I do wonder if using a condenser light source helps keep the image transfer a bit sharper than merely using a bare light bulb, since the rays are collimated from the condenser and hence more parallel, they may perhaps diffuse less through the paper negative's backing? Just a thought.
Has anyone been successful in getting the emulsion off the rc paper like you used to be able to do with release film? I know some people were able to get the emulsion to float off kodachrome. Don't know how, but I seem to remember something about hot water.
Not RC, but if you leave Kentmere's Kentona FB paper in hot water for extended periods the emulsion will sometimes come off the paper.
Originally Posted by bowzart
Joe...I think Im going to be pestering you in the future re paper negs...I'm on my last few boxes of Type 55 and have been thinking of diving into paper negs...primarily for the look I'm after but also because of the process involved...I am long done with processing 4x5 sheet film. I have seen fabulous work from both lensed and pinhole 4x5 papernegs...some scanned and output on fine art WC paper with carbon pigment inks and also traditional silver prints printed from paper negs. I am really excited about getting in to this. I work almost exclusively with pinhole for my personal work so i guess were looking at some serious exposure times with a paper neg.
Hope your still hangin around when I'm stumped...thanks for all your info so far...
Fire away, I'm welcome for a continual dialog on paper negatives. I've currently been involved with a project to recreate (somewhat) the type of street portrait photography still being done in 2nd and 3rd world countries, using paper negatives and processing on location using a portable processing box, then making a copy print on site as well. I have a lengthy thread documenting this project on F295, here. I find this to be an interesting off-shoot of the paper negative.
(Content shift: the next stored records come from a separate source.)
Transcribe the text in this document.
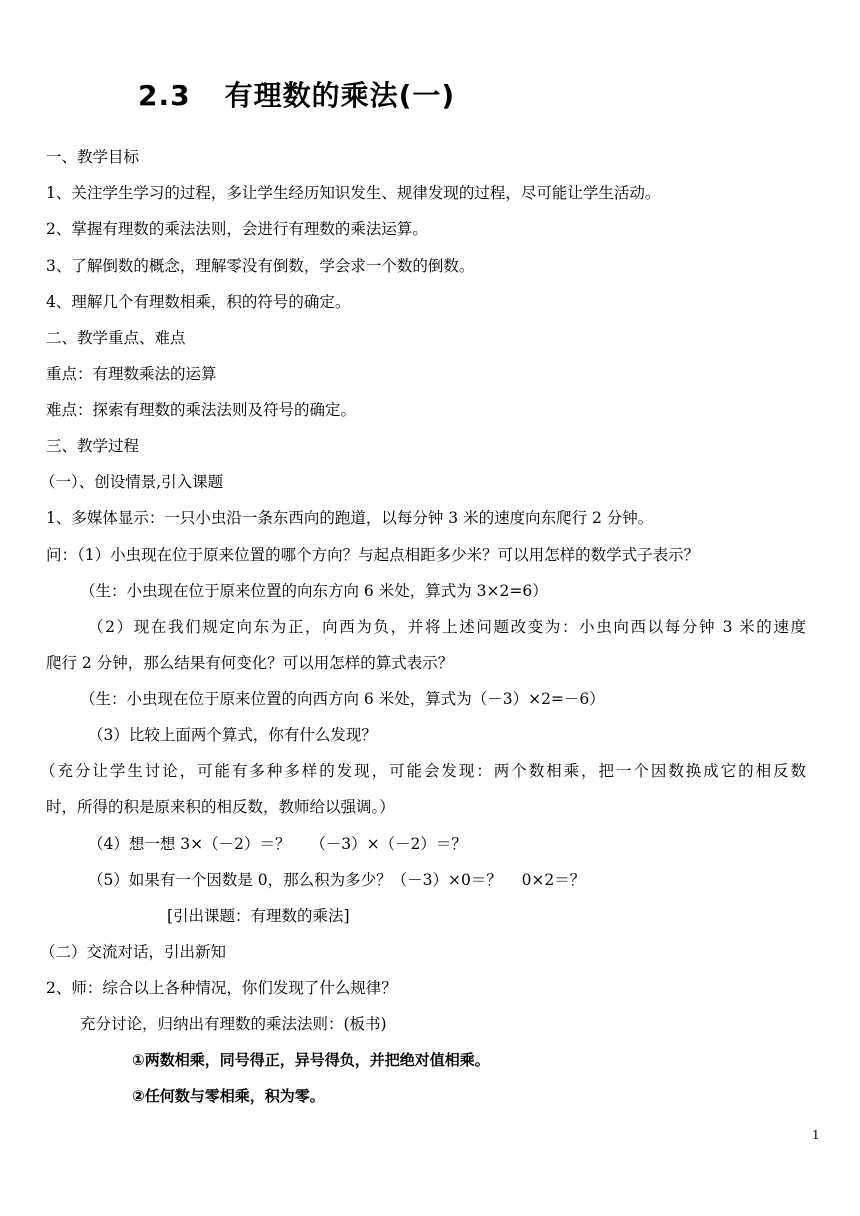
2.3 有理数的乘法(一)
一、教学目标
1、关注学生学习的过程，多让学生经历知识发生、规律发现的过程，尽可能让学生活动。
2、掌握有理数的乘法法则，会进行有理数的乘法运算。
3、了解倒数的概念，理解零没有倒数，学会求一个数的倒数。
4、理解几个有理数相乘，积的符号的确定。
二、教学重点、难点
重点：有理数乘法的运算
难点：探索有理数的乘法法则及符号的确定。
三、教学过程
（一）、创设情景,引入课题
1、多媒体显示：一只小虫沿一条东西向的跑道，以每分钟 3 米的速度向东爬行 2 分钟。
问：（1）小虫现在位于原来位置的哪个方向？与起点相距多少米？可以用怎样的数学式子表示？
（生：小虫现在位于原来位置的向东方向 6 米处，算式为 3×2=6）
（2）现在我们规定向东为正，向西为负，并将上述问题改变为：小虫向西以每分钟 3 米的速度
爬行 2 分钟，那么结果有何变化？可以用怎样的算式表示？
（生：小虫现在位于原来位置的向西方向 6 米处，算式为（－3）×2=－6）
（3）比较上面两个算式，你有什么发现？
（充分让学生讨论，可能有多种多样的发现，可能会发现：两个数相乘，把一个因数换成它的相反数
时，所得的积是原来积的相反数，教师给以强调。）
（4）想一想 3×（－2）＝？    （－3）×（－2）＝？
（5）如果有一个因数是 0，那么积为多少？（－3）×0＝？    0×2＝？
[引出课题：有理数的乘法]
（二）交流对话，引出新知
2、师：综合以上各种情况，你们发现了什么规律？
充分讨论，归纳出有理数的乘法法则：(板书)
①两数相乘，同号得正，异号得负，并把绝对值相乘。
②任何数与零相乘，积为零。
1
There are some aspects I haven't worked with, such as fiber based papers, where you can use charcoal pencil or other markings on the reverse side of the negative to make permanent selective dodging for the finished contact print. I've chosen to use RC for negatives, to reduce rinse time and ensure negative flatness, which helps in registry while setting up for the contact print.
I also have not tried delaminating the emulsion from paper; I don't see the need for this, as a properly exposed and processed paper negative yields a nice contact print. Delaminating only risks destroying the negative. I have the same opinion about oiling or waxing the reverse side of the paper negative, in an attempt to make it more translucent, as some have mentioned.
I do have some paper negatives, Ilford MG RC III from the mid-1990s, where there's a discoloration, internal to the paper, that can only be seen when the negative is backlit. So these negatives scan fine, but when contact printing this discoloration, which is on the edges and fades into the body of the paper, makes the resulting print unusable. I don't know if this was processing error on my part (inadequate rinse aid or rinsing), or if it was a problem with this batch of paper. This problem with these old paper negatives only started showing up several years ago. They've been stored in protective sleeves in notebook binders at room temperature, so I doubt if it's a problem with the storage conditions.
Nonetheless, I continue to enjoy using paper negatives, and hope to see some of your images.